# Renewal options for Mortgage with HELOC



## Eclectic12 (Oct 20, 2010)

Okay ... so previously I've broken a mortgage to get a better rate and 
paid out a mortgage when I was not buying a replacement property fast enough.

I am now approaching renewal with a different situation. Specifically, I 
have a mortgage with HELOC coming due in about a year and a half,
that will probably have about $35K left on the mortgage.


Some questions about my options for renewal day:

a) can I write a cheque on the HELOC paying off the $35K mortgage?
If so, will the HELOC terms stay the same?

b) if I move the mortgage to another institution, does new institution
take on the HELOC as well? If so, same terms or re-negotiation?
(i.e. when I talk to other institutions, do I need to negotiate mortgage
plus HELOC terms?)

c) if I sell some enough investments to pay-off the mortgage and keep 
the HELOC, can the HELOC terms be revised to my detriment? 



Cheers


----------



## Shayne (Apr 3, 2009)

You should really be asking your lender, but I will answer based on my knowledge of a couple of lenders.

A. Yes, No. 

B. No. You have to negotiate again.

C. No.


----------



## Eclectic12 (Oct 20, 2010)

Shayne said:


> You should really be asking your lender, but I will answer based on my knowledge of a couple of lenders.
> 
> A. Yes, No.
> 
> ...


The plan is to talk to the vendor.

However, I've always found it useful to see what others have experienced. That way if anything strange comes up - I know to dig further.


Cheers


----------



## houska (Feb 6, 2010)

Eclectic12 said:


> c) if I sell some enough investments to pay-off the mortgage and keep
> the HELOC, can the HELOC terms be revised to my detriment?

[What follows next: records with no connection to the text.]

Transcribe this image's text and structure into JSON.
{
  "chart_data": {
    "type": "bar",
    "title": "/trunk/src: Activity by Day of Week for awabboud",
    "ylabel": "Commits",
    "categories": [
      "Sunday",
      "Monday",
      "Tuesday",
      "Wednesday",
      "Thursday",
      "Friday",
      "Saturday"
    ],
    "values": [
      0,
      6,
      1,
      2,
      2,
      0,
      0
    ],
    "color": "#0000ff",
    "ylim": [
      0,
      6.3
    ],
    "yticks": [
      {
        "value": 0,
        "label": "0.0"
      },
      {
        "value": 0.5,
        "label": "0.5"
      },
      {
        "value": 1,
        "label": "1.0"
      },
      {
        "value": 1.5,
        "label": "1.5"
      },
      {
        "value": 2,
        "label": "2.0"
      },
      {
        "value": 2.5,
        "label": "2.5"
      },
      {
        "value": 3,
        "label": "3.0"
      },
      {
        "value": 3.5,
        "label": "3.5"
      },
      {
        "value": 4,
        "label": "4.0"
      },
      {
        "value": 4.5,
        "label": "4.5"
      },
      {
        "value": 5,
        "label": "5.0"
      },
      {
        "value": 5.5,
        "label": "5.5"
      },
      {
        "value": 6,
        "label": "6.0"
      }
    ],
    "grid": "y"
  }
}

Sounds as if you have both nonregistered investments and a mortgage. You may already be doing a sophisticated leveraged investing / tax deductibility of interest manoeuvre. If not, and you do not currently deduct your mortgage interest as an investment expense, you could consider making sure your refinancing allows you to lock this in as "free money" from the government.


----------



## Eclectic12 (Oct 20, 2010)

houska said:


> Sounds as if you have both nonregistered investments and a mortgage. You may already be doing a sophisticated leveraged investing / tax deductibility of interest manoeuvre. If not, and you do not currently deduct your mortgage interest as an investment expense, you could consider making sure your refinancing allows you to lock this in as "free money" from the government.


Hmmm ... I'm already using the equity in my home via a Home Equity Line of Credit (HELOC) to fund investment buying, which makes the HELOC interest tax deductible.

I've never heard of a way to deduct the actual mortgage interest.


Can you explain this?


----------